De cette cruelle émotion est résultée pour madame de l’Estorade une excitation nerveuse qui nous a si sérieusement inquiétés un moment. Quoiqu’elle soit beaucoup mieux aujourd’hui, ce n’est pas avant quelques jours qu’elle pourra être en état de recevoir monsieur Dorlange, étant admis que sa médiation féminine vous paraît désirable et utile.

Mais encore un coup, cher monsieur, ne vaudrait-il pas mieux couper court à votre idée ? Une dépense énorme ; de fâcheux démêlés avec les Chaulieu, et pour vous, un renouvellement de vos douleurs ; voilà ce que j’y entrevois. Ce qui ne veut pas dire, cependant, qu’en tout et pour tout, je ne continue pas d’être à vos ordres, ainsi que le commandent les sentiments d’estime et d’amitié que je vous ai voués.


CHAPITRE II

LA COMTESSE DE L’ESTORADE À MADAME OCTAVE DE CAMPS


Paris, février 1839.

Chère madame, de tous les témoignages de sympathie que m’a valus le terrible accident arrivé à ma pauvre enfant, pas un ne m’a autant touchée que votre excellente lettre.
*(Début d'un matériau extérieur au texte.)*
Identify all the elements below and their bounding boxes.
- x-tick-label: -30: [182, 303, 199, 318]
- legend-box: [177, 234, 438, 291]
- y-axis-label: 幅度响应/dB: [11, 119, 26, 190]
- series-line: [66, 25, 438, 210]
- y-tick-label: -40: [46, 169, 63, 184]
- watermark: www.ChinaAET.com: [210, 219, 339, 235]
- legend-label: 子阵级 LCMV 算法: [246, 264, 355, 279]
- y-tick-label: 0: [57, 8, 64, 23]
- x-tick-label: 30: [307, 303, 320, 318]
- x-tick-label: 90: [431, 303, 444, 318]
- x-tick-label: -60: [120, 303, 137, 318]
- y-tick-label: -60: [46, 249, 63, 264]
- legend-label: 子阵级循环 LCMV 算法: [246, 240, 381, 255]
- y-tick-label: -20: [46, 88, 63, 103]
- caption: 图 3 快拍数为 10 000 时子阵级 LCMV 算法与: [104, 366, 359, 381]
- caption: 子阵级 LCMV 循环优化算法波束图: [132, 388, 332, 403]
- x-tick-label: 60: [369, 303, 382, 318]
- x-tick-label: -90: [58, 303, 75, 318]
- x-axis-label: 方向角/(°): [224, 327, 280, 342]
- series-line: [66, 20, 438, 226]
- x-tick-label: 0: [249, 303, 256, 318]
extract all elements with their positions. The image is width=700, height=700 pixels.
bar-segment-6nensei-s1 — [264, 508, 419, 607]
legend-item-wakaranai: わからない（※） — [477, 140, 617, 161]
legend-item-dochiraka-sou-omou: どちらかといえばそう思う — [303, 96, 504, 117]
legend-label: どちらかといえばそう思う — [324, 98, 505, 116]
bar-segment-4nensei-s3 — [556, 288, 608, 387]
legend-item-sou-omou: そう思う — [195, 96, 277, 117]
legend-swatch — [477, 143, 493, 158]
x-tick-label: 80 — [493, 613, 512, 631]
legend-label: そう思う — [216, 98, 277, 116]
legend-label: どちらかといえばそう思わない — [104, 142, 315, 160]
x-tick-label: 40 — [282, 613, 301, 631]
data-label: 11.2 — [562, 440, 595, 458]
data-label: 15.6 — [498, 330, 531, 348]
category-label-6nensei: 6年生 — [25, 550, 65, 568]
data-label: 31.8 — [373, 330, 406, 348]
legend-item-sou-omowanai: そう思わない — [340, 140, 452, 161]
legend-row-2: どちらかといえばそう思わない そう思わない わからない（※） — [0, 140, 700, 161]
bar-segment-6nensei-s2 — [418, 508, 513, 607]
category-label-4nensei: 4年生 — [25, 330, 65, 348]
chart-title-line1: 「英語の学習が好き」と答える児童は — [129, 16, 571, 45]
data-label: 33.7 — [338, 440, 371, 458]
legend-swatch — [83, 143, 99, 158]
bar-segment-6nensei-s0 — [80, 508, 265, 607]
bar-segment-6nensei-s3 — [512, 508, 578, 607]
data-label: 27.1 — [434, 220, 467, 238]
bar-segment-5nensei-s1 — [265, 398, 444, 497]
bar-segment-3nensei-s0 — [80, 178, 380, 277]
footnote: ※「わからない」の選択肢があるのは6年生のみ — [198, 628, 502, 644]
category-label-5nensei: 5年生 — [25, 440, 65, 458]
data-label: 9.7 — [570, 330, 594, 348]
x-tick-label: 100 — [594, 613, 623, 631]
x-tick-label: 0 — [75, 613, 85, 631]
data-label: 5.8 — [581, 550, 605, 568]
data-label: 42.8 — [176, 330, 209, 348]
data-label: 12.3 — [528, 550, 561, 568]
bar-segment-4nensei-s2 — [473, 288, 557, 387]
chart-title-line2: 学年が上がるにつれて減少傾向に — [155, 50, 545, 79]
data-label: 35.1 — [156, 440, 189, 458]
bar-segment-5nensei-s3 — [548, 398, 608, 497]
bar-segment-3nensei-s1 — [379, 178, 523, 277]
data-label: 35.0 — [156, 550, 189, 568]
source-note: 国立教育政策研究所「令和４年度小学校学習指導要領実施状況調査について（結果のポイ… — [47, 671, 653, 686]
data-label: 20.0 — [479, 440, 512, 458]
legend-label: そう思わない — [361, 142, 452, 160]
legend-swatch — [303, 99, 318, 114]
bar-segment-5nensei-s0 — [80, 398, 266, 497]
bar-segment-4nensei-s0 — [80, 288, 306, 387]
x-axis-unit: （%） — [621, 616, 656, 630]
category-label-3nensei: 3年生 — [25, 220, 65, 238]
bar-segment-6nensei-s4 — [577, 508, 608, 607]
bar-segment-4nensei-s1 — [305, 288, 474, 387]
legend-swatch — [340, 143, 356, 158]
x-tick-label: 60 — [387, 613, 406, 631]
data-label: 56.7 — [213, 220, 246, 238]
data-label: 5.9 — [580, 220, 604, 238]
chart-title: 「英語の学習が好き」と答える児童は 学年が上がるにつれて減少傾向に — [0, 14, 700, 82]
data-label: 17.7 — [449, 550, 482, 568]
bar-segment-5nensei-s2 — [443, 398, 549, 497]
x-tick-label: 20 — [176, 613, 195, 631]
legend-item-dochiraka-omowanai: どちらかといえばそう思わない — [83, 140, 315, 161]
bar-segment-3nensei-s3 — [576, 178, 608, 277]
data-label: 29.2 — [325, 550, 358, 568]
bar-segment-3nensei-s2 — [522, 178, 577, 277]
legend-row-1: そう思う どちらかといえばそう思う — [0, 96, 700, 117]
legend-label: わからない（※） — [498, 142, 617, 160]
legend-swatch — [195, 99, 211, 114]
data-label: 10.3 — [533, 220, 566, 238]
Pour répondre à votre affectueuse sollicitude, je dois dire que, dans cette terrible rencontre, Naïs a été merveilleuse de calme et de sang-froid. Il n’est pas, je crois, possible de voir la mort de plus près ; mais, pas plus pendant qu’après l’événement cette vaillante petite fille n’a sourcillé, et tout en elle annonce le caractère le plus résolu ; aussi, dans sa santé, Dieu merci ! pas l’ombre d’un dérangement.